If you are a mother and regular church attender than you know how stressful Sunday mornings can be. they can leave a mother an exhausted and stressed out mess by the time she reaches the pew for worship. This isn’t the “goal” or the “desire” of our hearts but many times we don’t see any other option. There are children to dress, bags to pack, Bibles to find, shoes to locate, and hair to comb. Not to mention breakfast to fix and serve and hopefully clean up along with the fact that getting home late in the morning makes lunch time rushed as well. So, is there a way to prevent this cycle? Will you ever be able to sit down in service with your family and feel that your heart is focused and ready to worship? I have stived for the past couple of years to get to this point. It is a huge priority of mine, not only for my family but also for me. I need to be able to focus on worship and rest on Sunday.
But how does one achieve this? Here is what I have found that works for me. I pray that it will help you to be able to once again look forward to Sundays with your Savior and not dread them due to stress.
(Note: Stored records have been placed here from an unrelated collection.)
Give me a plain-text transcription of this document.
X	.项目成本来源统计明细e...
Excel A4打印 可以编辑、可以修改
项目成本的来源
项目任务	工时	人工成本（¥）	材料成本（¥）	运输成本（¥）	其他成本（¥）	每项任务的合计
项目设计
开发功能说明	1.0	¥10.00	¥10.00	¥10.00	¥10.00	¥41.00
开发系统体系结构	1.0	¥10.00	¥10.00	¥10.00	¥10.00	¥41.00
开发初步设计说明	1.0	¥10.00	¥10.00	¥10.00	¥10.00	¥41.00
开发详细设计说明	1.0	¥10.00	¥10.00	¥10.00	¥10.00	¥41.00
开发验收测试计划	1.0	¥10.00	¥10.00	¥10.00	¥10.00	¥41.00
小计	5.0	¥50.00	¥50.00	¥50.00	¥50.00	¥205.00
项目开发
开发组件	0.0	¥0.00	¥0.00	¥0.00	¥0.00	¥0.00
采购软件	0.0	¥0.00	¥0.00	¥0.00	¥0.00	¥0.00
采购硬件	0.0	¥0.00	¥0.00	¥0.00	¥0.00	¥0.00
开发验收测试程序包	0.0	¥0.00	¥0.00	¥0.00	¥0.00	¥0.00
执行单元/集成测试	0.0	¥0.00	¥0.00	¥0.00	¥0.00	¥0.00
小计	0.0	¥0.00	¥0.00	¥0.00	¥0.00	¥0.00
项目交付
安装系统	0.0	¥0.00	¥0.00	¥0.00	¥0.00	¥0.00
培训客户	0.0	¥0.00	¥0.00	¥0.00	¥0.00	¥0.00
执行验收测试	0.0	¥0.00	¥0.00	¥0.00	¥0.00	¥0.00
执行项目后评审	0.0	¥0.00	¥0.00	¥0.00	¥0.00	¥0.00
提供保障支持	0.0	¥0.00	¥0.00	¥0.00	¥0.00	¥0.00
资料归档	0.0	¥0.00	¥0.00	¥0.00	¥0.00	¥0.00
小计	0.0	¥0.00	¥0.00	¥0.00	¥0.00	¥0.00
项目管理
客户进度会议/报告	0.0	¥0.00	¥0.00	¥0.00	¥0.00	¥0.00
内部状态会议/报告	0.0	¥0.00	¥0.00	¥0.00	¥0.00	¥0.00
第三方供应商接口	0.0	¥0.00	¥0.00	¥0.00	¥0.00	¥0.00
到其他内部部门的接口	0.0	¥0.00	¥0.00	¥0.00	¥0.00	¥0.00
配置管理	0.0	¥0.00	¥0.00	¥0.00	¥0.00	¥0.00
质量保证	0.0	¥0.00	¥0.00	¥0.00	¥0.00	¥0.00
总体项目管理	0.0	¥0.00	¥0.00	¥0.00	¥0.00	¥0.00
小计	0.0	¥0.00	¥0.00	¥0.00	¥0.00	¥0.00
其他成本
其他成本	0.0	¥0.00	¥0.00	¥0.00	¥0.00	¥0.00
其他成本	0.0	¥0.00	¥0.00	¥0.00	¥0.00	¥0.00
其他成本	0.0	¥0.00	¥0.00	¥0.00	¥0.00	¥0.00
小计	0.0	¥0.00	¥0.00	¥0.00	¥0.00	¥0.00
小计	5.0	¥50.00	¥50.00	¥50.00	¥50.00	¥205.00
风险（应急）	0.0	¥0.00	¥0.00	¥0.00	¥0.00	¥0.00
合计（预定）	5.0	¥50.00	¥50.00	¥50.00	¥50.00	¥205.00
First thing is you must have a plan. When I am making my menu up for the month I make sure to choose certain meals for our Sunday lunches that can either be cooked in the crockpot or can be cooked on Saturday and reheated when we get home. This planning starts days or weeks in advance. Then come any given Saturday my focus is on preparation for at least the last half of the day. And if I know we have a busy Saturday I start on Friday. I clean the house once over agian, making sure the kitchen is cleaned and dishes caught up, I make sure the floor is swept and the living room tidied. I wipe down the bathroom after baths are finished and I throw the wet towels in the washer so they don’t get yucky before Monday.
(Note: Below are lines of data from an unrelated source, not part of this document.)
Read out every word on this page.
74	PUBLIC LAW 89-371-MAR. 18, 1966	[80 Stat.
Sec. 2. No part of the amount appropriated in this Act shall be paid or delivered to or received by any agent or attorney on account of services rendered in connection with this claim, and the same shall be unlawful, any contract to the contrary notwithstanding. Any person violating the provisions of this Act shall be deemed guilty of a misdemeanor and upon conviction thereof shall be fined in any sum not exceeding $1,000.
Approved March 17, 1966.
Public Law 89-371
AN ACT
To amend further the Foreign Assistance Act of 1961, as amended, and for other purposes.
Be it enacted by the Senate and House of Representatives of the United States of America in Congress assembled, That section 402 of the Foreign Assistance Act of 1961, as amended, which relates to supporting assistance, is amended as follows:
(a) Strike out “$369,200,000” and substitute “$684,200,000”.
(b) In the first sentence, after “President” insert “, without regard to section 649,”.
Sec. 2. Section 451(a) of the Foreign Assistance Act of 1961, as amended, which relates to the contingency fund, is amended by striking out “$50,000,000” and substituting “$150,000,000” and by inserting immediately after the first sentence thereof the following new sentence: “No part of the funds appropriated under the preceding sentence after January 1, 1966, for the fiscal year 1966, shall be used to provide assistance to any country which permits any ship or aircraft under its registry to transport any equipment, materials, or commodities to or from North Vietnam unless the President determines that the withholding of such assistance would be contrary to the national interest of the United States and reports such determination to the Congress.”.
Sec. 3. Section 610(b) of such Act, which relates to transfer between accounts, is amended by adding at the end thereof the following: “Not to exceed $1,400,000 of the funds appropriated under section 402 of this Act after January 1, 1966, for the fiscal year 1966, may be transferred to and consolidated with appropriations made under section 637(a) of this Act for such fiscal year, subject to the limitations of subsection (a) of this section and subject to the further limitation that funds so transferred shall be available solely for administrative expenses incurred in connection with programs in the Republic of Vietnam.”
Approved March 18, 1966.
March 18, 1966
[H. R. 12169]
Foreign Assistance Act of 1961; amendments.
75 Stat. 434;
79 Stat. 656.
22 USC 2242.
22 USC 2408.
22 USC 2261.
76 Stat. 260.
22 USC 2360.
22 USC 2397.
I also make sure I know where all the little ones shoes are, have their clothing picked out, the diaper bag is packed the night before and clean cups laid out so that in the morning they can be filled and put into the diaper bag. Everything that can be ready before is thought out and done. I also plan breakfast out even if it is just cereal or toast. I try to offer a very filling and lasting breakfast and I also pack a snack for the younger ones for during or after service. We usually don’t get home until 1:00 or a little after and that just makes for crabby little guys if I don’t plan ahead.
So, here is a list of what I do on Saturday (or sometime before Sunday morning) to make my Sunday morning less chaotic –
1. Plan lunch and have as much cooked/prepped as possible
2. Lay out clothing/shoes/hair needs for each little one
3. Lay out breakfast needs
4. Make sure dishwasher is empty and ready for the dishes of Sunday
5. Clean the kitchen to make breakfast/lunch prep easier and more enjoyable.
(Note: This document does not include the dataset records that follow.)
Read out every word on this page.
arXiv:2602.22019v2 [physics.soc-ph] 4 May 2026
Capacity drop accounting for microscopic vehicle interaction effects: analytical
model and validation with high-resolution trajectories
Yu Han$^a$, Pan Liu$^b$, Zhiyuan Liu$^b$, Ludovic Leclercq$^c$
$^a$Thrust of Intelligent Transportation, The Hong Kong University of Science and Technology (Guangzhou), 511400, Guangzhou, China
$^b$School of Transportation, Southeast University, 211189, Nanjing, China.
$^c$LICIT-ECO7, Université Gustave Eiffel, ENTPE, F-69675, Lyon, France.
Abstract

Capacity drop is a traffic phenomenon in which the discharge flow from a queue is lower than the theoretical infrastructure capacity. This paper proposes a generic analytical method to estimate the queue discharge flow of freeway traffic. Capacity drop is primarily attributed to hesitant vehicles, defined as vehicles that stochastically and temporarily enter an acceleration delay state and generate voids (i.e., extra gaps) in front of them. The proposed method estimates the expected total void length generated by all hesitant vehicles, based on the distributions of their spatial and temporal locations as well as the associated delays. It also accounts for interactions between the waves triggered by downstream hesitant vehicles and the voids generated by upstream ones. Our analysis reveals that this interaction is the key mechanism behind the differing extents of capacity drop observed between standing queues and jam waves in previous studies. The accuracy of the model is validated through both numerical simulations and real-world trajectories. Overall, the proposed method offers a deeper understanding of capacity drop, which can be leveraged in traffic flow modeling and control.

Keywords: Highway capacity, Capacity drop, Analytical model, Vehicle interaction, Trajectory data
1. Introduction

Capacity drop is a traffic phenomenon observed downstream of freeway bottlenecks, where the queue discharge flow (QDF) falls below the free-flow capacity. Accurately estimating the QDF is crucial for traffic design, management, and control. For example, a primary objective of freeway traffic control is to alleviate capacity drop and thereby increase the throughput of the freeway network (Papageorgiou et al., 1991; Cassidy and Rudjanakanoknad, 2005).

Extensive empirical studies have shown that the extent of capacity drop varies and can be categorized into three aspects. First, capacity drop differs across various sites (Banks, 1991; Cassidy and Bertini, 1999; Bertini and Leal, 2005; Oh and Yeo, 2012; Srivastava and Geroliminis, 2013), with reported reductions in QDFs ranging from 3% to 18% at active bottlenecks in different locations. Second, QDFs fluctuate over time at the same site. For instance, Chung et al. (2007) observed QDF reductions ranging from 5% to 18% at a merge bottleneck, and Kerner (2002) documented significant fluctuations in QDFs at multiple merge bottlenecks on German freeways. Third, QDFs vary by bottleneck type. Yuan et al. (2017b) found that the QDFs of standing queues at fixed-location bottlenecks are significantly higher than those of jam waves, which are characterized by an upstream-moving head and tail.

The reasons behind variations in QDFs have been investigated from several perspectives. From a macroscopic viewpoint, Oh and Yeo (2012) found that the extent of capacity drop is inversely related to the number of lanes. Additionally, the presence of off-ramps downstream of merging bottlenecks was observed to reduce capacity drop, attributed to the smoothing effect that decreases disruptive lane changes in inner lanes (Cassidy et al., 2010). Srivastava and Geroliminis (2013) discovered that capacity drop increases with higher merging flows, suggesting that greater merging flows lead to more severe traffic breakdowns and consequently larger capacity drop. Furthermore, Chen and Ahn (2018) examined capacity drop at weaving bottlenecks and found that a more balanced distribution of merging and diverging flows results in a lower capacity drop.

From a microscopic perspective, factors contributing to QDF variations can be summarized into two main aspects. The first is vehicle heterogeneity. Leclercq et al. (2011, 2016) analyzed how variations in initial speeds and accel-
6. Pack the diaper bag/books/Bibles all the night before.
7. Pray/sing/make the Saturday preparation time a time of worship/prayer.
Now, if you read number 7 and thought to yourself, “Is she crazy? All that cleaning and cooking and planning and bathing is not at all worship! It is a ton of work!” I know what you mean. But I have trained myself to find such calm and peace in this routine. It is something that I hold very dear to my heart. I pray for those that are on my heart. I sing praise to my Savior and I pray for my husband as he prepares the message for our congregation. It has quickly become on of my favorite times of the week. So, that, my dear friends is how I prepare for a time of worship and keep my Sunday mornings much more calm. Worship service with 5 kids means I am often distracted with training of the little ones so the fact that I have this time of worship and preparation is vital to my heart and spirit.
I pray that you are blessed by this and that you can find peace instead of chaos as you prepare for worship this week.
I have just found your website and I must say I am very excited with reading your post. I am a Christian first and Wife and a Mother of 12 7 are still at home. Or rather I now have 7 at home again. My husband and I recently completed our adoption of six siblings. I have lived mostly a Christian life but not as much as I should have as I have dug deeper in the word I have been more and more convicted of failing atmy job as wife and mother. I also work out side of the home fulltime and now I am convicted of wanting a ife that was never meant for me. God has given me everytihing I have asked for and now I am asking for forgivness and I want to be a fulltime wife and mother. I trust God to take care of us and how much it cost for me to work out side of the home. But god spoke to my heart and I can no longer concentrate on my out of the home job. How can I get my husband on board with this conviction of mine? I saw a glimpse of your home and it is wonderful for us to see that living simply can bring such a wonderful feeling. Thanks for your post!